A former colleague revealed how he had seen a drunken Donovan, who lived in Hillside Road, staggering out of a taxi hours before he shot dead Lieutenant Commander Ian Molyneux at point blank range on the nuclear submarine HMS Astute while it was docked in Southampton.
Southampton Coroner’s Court has already heard how Lt Cdr Molyneux was killed by a single gunshot to the top of his head when the submariner, who had been acting as sentry on board the vessel, went on the murderous rampage on April 8, 2011.
Jurors were told how Donovan had been reprimanded after biting the finger of a doorman outside a club in Rochester, Kent.
The 23-year-old was also arrested by Canadian police during a visit to Halifax, after he was involved in a nightclub brawl.
The court heard how Donovan had “thrown a tantrum” just days before the fatal shooting, disobeying a direct order to clean a part of the submarine.
Facing prison, Donovan had been lined up to leave HMS Astute for an attachment on another vessel, but was told he would no longer be getting that opportunity because of his actions – and faced a prison sentence into the bargain.
Jurors heard how Donovan’s intended targets were Petty Officer Christopher Brown, 36, and Chief Petty Officer David McCoy, 37, the two men who had reported his insubordinate behaviour.
Donovan’s former colleague on board the sub, Able Seaman Joe Cockerill, described him as “a bit of an idiot” who had “childish and immature” tendencies.
He told the court he had seen a drunken Donovan “staggering” from a taxi into the Southampton hotel where they were staying in the early hours of April 8 – just hours before the shooting.
Mr Cockerill recalled how he helped Donovan to his room, but had to put him to bed again minutes later after he let off a fire extinguisher in the corridor.
Mr Cockerill said it was in character for a man who he regarded as “the prime candidate to get arrested or do something stupid” during their time ashore.
But he told the court that he did not consider Donovan to be a violent man.
He told jurors: “He always seemed quite cheerful, always laughing and joking.
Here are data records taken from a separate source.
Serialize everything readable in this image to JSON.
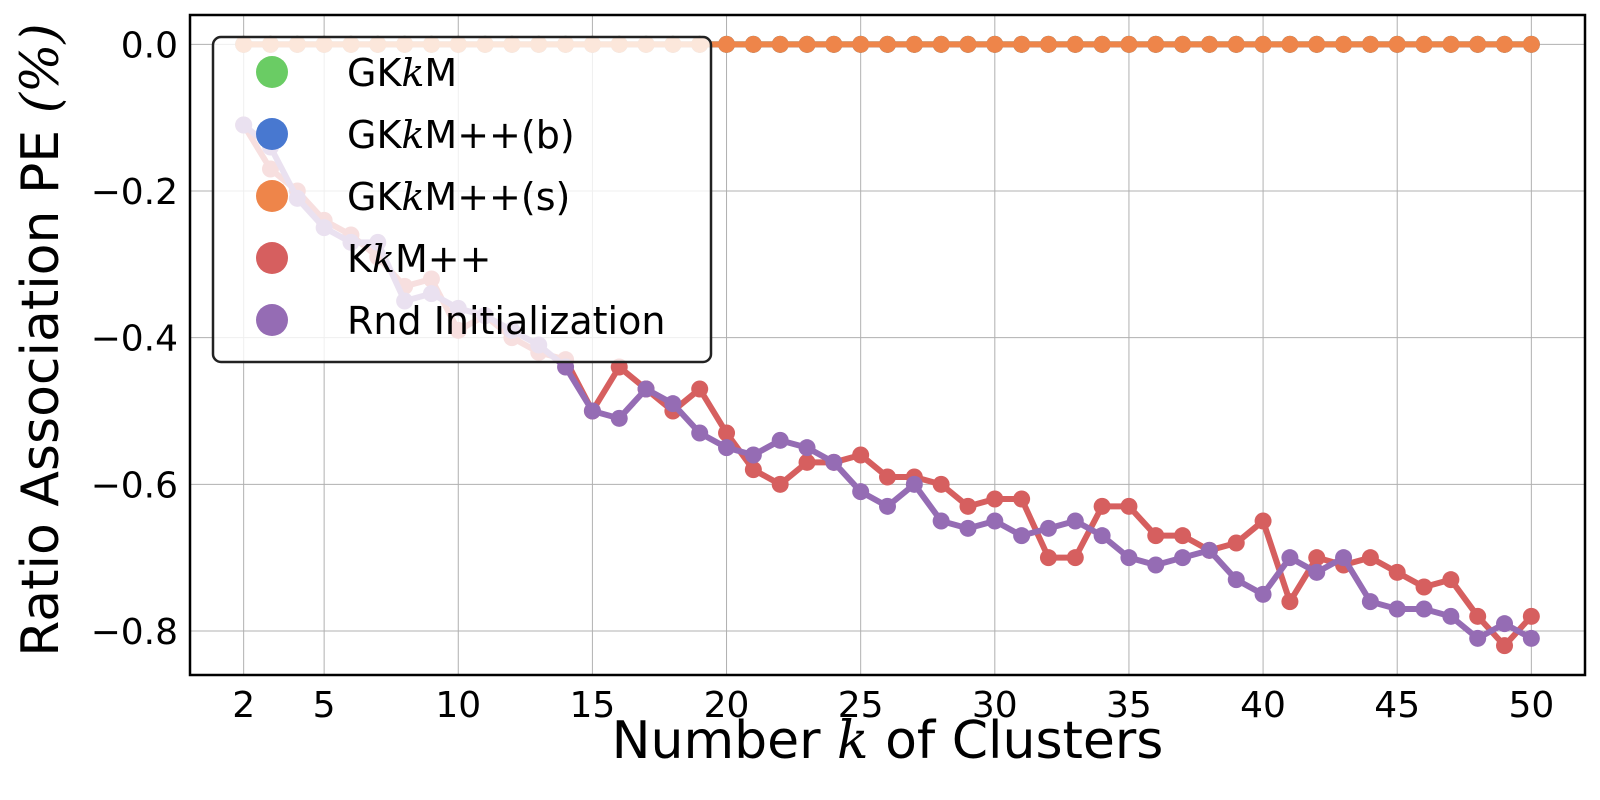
{
  "chart_data": {
    "type": "line",
    "xlabel": {
      "pre": "Number ",
      "var": "k",
      "post": " of Clusters"
    },
    "ylabel": {
      "main": "Ratio Association PE ",
      "unit": "(%)"
    },
    "xlim": [
      0,
      52
    ],
    "ylim": [
      -0.86,
      0.04
    ],
    "xticks": [
      2,
      5,
      10,
      15,
      20,
      25,
      30,
      35,
      40,
      45,
      50
    ],
    "yticks": [
      0.0,
      -0.2,
      -0.4,
      -0.6,
      -0.8
    ],
    "ytick_labels": [
      "0.0",
      "−0.2",
      "−0.4",
      "−0.6",
      "−0.8"
    ],
    "grid": true,
    "legend_position": "top-left",
    "x": [
      2,
      3,
      4,
      5,
      6,
      7,
      8,
      9,
      10,
      11,
      12,
      13,
      14,
      15,
      16,
      17,
      18,
      19,
      20,
      21,
      22,
      23,
      24,
      25,
      26,
      27,
      28,
      29,
      30,
      31,
      32,
      33,
      34,
      35,
      36,
      37,
      38,
      39,
      40,
      41,
      42,
      43,
      44,
      45,
      46,
      47,
      48,
      49,
      50
    ],
    "series": [
      {
        "name": {
          "pre": "GK",
          "var": "k",
          "post": "M"
        },
        "color": "#6acc64",
        "values": [
          0,
          0,
          0,
          0,
          0,
          0,
          0,
          0,
          0,
          0,
          0,
          0,
          0,
          0,
          0,
          0,
          0,
          0,
          0,
          0,
          0,
          0,
          0,
          0,
          0,
          0,
          0,
          0,
          0,
          0,
          0,
          0,
          0,
          0,
          0,
          0,
          0,
          0,
          0,
          0,
          0,
          0,
          0,
          0,
          0,
          0,
          0,
          0,
          0
        ]
      },
      {
        "name": {
          "pre": "GK",
          "var": "k",
          "post": "M++(b)"
        },
        "color": "#4878d0",
        "values": [
          0,
          0,
          0,
          0,
          0,
          0,
          0,
          0,
          0,
          0,
          0,
          0,
          0,
          0,
          0,
          0,
          0,
          0,
          0,
          0,
          0,
          0,
          0,
          0,
          0,
          0,
          0,
          0,
          0,
          0,
          0,
          0,
          0,
          0,
          0,
          0,
          0,
          0,
          0,
          0,
          0,
          0,
          0,
          0,
          0,
          0,
          0,
          0,
          0
        ]
      },
      {
        "name": {
          "pre": "GK",
          "var": "k",
          "post": "M++(s)"
        },
        "color": "#ee854a",
        "values": [
          0,
          0,
          0,
          0,
          0,
          0,
          0,
          0,
          0,
          0,
          0,
          0,
          0,
          0,
          0,
          0,
          0,
          0,
          0,
          0,
          0,
          0,
          0,
          0,
          0,
          0,
          0,
          0,
          0,
          0,
          0,
          0,
          0,
          0,
          0,
          0,
          0,
          0,
          0,
          0,
          0,
          0,
          0,
          0,
          0,
          0,
          0,
          0,
          0
        ]
      },
      {
        "name": {
          "pre": "K",
          "var": "k",
          "post": "M++"
        },
        "color": "#d65f5f",
        "values": [
          -0.11,
          -0.17,
          -0.2,
          -0.24,
          -0.26,
          -0.29,
          -0.33,
          -0.32,
          -0.39,
          -0.37,
          -0.4,
          -0.42,
          -0.43,
          -0.5,
          -0.44,
          -0.47,
          -0.5,
          -0.47,
          -0.53,
          -0.58,
          -0.6,
          -0.57,
          -0.57,
          -0.56,
          -0.59,
          -0.59,
          -0.6,
          -0.63,
          -0.62,
          -0.62,
          -0.7,
          -0.7,
          -0.63,
          -0.63,
          -0.67,
          -0.67,
          -0.69,
          -0.68,
          -0.65,
          -0.76,
          -0.7,
          -0.71,
          -0.7,
          -0.72,
          -0.74,
          -0.73,
          -0.78,
          -0.82,
          -0.78
        ]
      },
      {
        "name": {
          "pre": "Rnd Initialization",
          "var": "",
          "post": ""
        },
        "color": "#956cb4",
        "values": [
          -0.11,
          -0.14,
          -0.21,
          -0.25,
          -0.27,
          -0.27,
          -0.35,
          -0.34,
          -0.36,
          -0.37,
          -0.39,
          -0.41,
          -0.44,
          -0.5,
          -0.51,
          -0.47,
          -0.49,
          -0.53,
          -0.55,
          -0.56,
          -0.54,
          -0.55,
          -0.57,
          -0.61,
          -0.63,
          -0.6,
          -0.65,
          -0.66,
          -0.65,
          -0.67,
          -0.66,
          -0.65,
          -0.67,
          -0.7,
          -0.71,
          -0.7,
          -0.69,
          -0.73,
          -0.75,
          -0.7,
          -0.72,
          -0.7,
          -0.76,
          -0.77,
          -0.77,
          -0.78,
          -0.81,
          -0.79,
          -0.81
        ]
      }
    ]
  }
}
He was known to be a bit of an idiot, but violent? I personally wouldn’t have thought it. I wouldn’t have thought he had it in him.
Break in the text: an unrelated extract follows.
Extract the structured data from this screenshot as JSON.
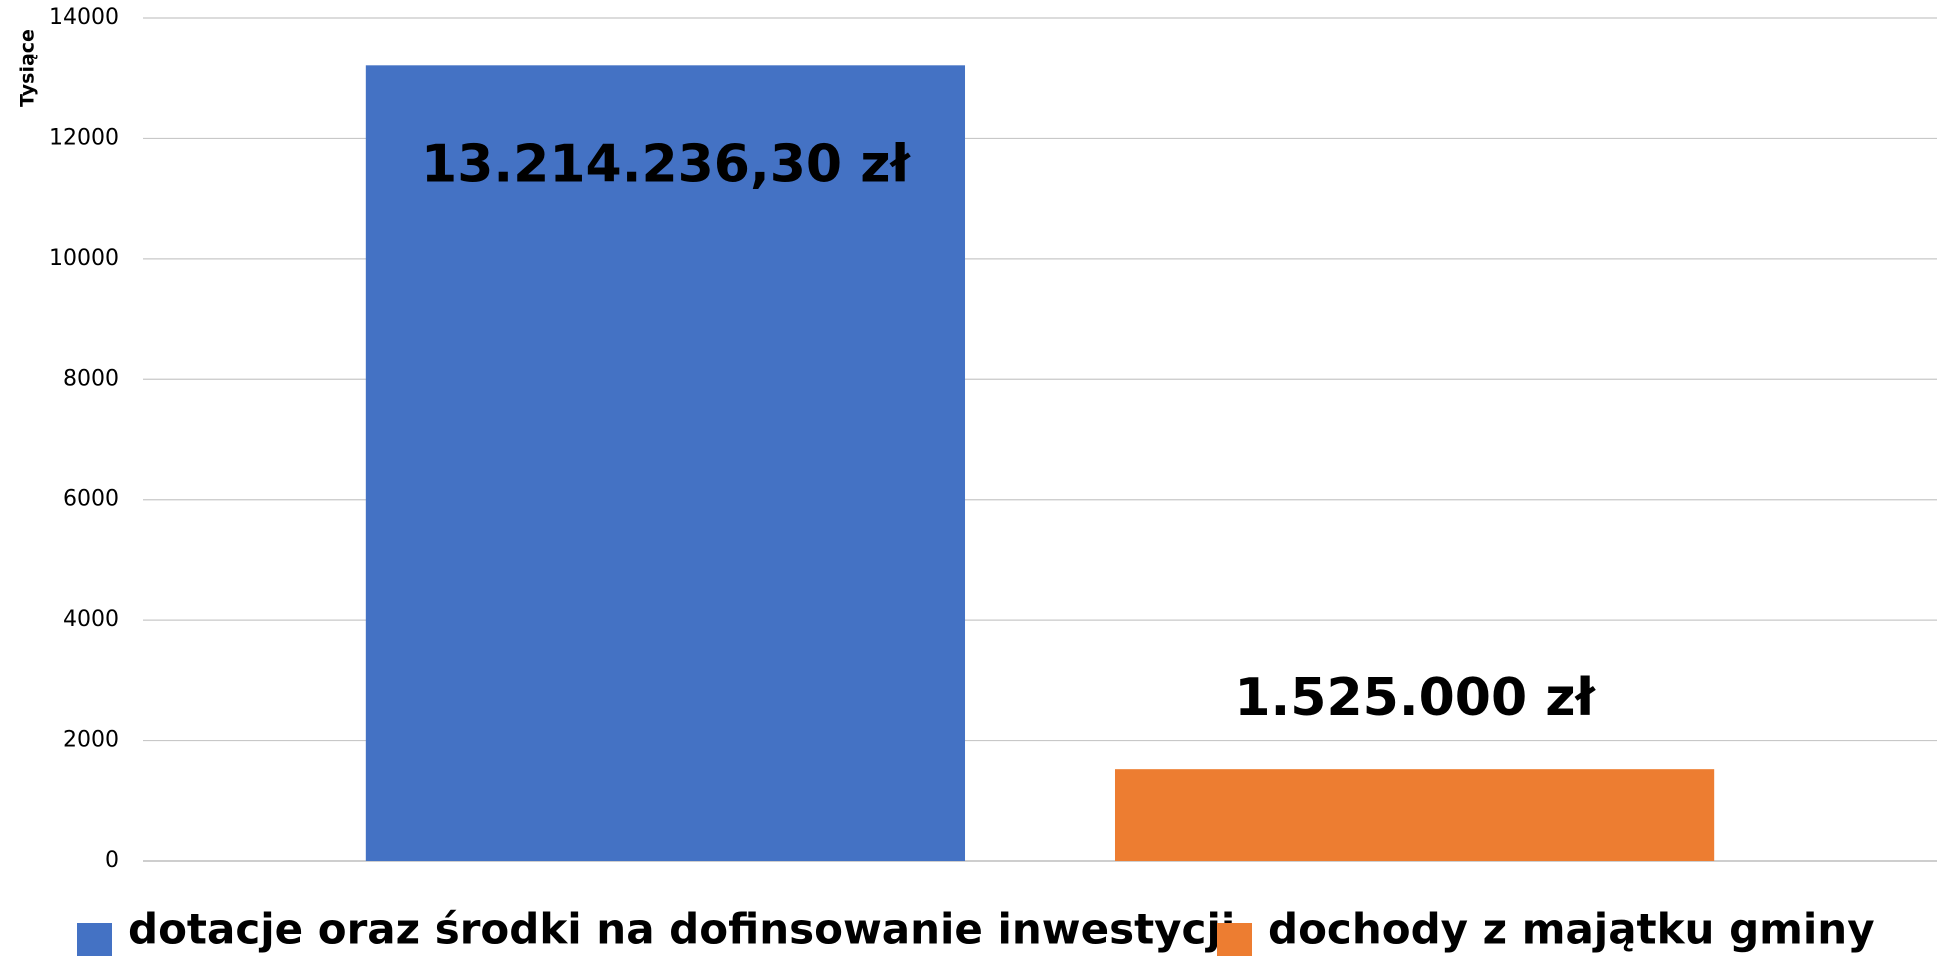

“It was a bolt from the blue.”
Mr Cockerill gave his evidence after jurors were played a harrowing audio recording of the incident, in which four gun shots were heard among shouts from members of the crew.
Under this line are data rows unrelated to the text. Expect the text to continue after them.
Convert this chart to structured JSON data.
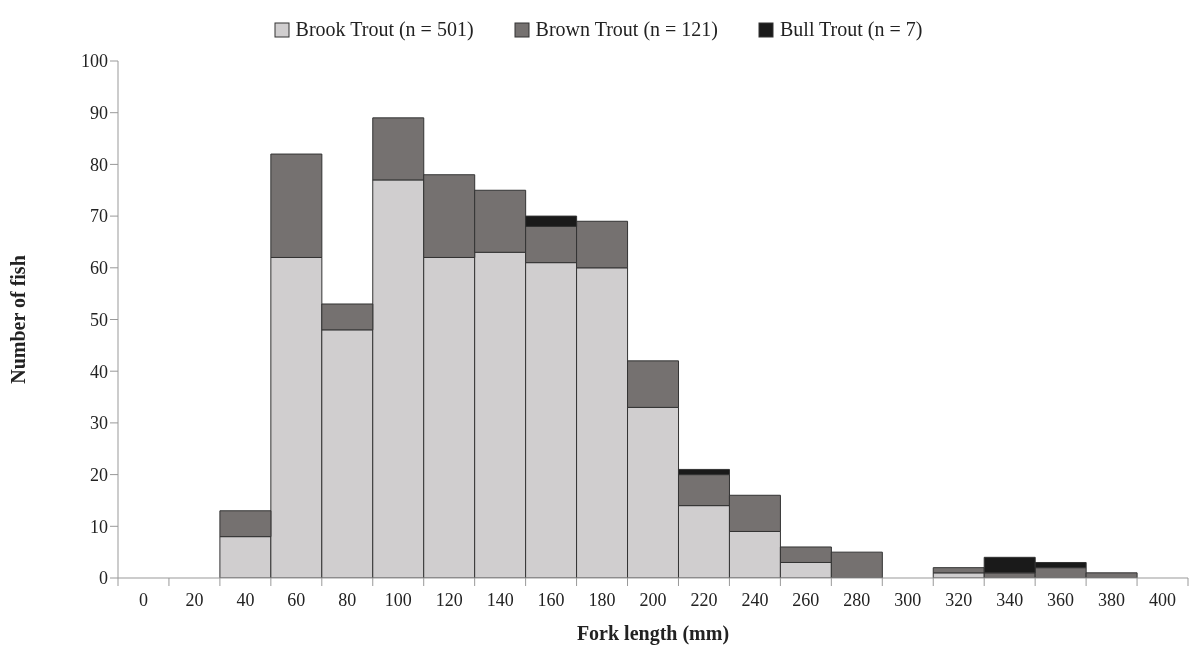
{
  "chart_data": {
    "type": "bar",
    "stacked": true,
    "categories": [
      "0",
      "20",
      "40",
      "60",
      "80",
      "100",
      "120",
      "140",
      "160",
      "180",
      "200",
      "220",
      "240",
      "260",
      "280",
      "300",
      "320",
      "340",
      "360",
      "380",
      "400"
    ],
    "series": [
      {
        "name": "Brook Trout (n = 501)",
        "color": "#d0cecf",
        "values": [
          0,
          0,
          8,
          62,
          48,
          77,
          62,
          63,
          61,
          60,
          33,
          14,
          9,
          3,
          0,
          0,
          1,
          0,
          0,
          0,
          0
        ]
      },
      {
        "name": "Brown Trout (n = 121)",
        "color": "#757170",
        "values": [
          0,
          0,
          5,
          20,
          5,
          12,
          16,
          12,
          7,
          9,
          9,
          6,
          7,
          3,
          5,
          0,
          1,
          1,
          2,
          1,
          0
        ]
      },
      {
        "name": "Bull Trout (n = 7)",
        "color": "#1a1a1a",
        "values": [
          0,
          0,
          0,
          0,
          0,
          0,
          0,
          0,
          2,
          0,
          0,
          1,
          0,
          0,
          0,
          0,
          0,
          3,
          1,
          0,
          0
        ]
      }
    ],
    "xlabel": "Fork length (mm)",
    "ylabel": "Number of fish",
    "ylim": [
      0,
      100
    ],
    "yticks": [
      0,
      10,
      20,
      30,
      40,
      50,
      60,
      70,
      80,
      90,
      100
    ],
    "grid": false,
    "legend": "top"
  }
}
Lt Cdr Molyneux’s widow Gillian bowed her head and put her hand to her mouth as the recording was played out in court.
Donovan was jailed for life to serve a minimum of 25 years after pleading guilty at Winchester Crown Court to the murder of the father-of-four and to the attempted murder of Lieutenant Commander Christopher Hodge, who he shot in the stomach.
The inquest is expected to finish on January 16.